La costumbre de la arepa.
"Engarza en oro las alas del pájaro y nunca más volará al cielo" (Tagore).
Esos ancestros del padre venían esculpidos en el cerebro, en el torrente sanguíneo y en la postura. Ese campesino íntegro, nacido entre montañas, quebradas arrulladoras, olores a musgo, elevado a las alturas por humo de chimeneas, de alegrías de recolector en el arado del alimento que brinda la tierra; buscador de leña que atice el fogón para que llamee y hierva el sustento para una familia numerosa, unidos por el calor de las llamas y una totuma de café. Esos ancestros jamás lo abandonaron. Buscando otros mundos, partió de su querencia. Lo siguió por todos los caminos, la fortaleza infundida en los años mozos. La universidad, la hizo, aferrado al azadón que a cada golpe, despejaba el tubérculo o la hortaliza; escribía planas enteras sobre el cielo azulado, derivados de honestidad, respeto y perdón.
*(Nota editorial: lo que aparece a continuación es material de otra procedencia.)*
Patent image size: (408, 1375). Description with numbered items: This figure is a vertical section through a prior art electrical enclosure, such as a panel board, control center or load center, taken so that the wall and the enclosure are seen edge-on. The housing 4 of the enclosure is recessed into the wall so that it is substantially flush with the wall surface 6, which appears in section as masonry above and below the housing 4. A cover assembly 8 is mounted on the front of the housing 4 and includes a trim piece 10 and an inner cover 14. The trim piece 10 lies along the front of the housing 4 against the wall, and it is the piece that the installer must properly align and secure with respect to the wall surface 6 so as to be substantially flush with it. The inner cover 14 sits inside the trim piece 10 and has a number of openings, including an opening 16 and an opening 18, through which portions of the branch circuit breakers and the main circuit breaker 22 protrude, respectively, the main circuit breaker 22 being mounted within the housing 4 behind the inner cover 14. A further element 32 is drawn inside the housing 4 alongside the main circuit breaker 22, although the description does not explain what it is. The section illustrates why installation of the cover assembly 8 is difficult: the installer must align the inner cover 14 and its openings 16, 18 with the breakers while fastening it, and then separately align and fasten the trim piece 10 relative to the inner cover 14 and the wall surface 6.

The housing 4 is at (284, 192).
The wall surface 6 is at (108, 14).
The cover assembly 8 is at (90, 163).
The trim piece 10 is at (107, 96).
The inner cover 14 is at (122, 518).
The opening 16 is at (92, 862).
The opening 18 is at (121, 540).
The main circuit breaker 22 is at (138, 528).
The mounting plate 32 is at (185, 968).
Se echó al hombro curtido por el sol, la maleta de experiencia, consejos y partió, no sin antes echar una última mirada a la casa de chambrana en la que el perro le decía adiós con latidos lastimeros y hasta el rumor del agua, hizo un minuto de silencio. Con el canto de la ruana, se enjugó las lágrimas y partió a lo desconocido. Toda su vida, la compartió con ese lugar, en que vio por primera vez la luz y sus ojos se llenaron de verdor. En el nuevo hogar formado, no faltó nunca el jardín, en que sobresalían todo tipo de flores, que con su colorido, le acercaran al pasado y le dieran vida, ternura y amor al presente. No supo de odios, intrigas, devaneos amorosos fuera del hogar, tuvo cómo escapulario la fidelidad, el respeto y la hidalguía. La música de cuerda, le despertaba sentimientos de ternura, sentía agrandarse el corazón por su terruño a quien amaba con infinita pasión. La nota de un tiple, compañero inseparable de la guitarra, le llegaba al alma y hacía que recorriera mentalmente: caminos de herradura, trochas, llanuras verdes, montañas escaleras para llegar al cielo, noches de luna y luceros, fogón con olor a leña y el croar de las ranas. Cada amanecer,
El compañero fiel en los años.
se vestía de abolengo; peinaba sus canas con picos de estrellas y llenaba el corazón con sangre de ancestros para darle bondad a cada acto de la vida. Los años le embellecía el rostro, cómo hace el tiempo con un buen vino. Cuando hablaba llenaba el entorno de experiencias que brindaba sin recato, para amigos, conocidos, hijos y una esposa que lo amó, en una entrega total durante 35 años, en que la felicidad, jamás pudo abandonarlos. No murió. Quedó flotando en la conciencia.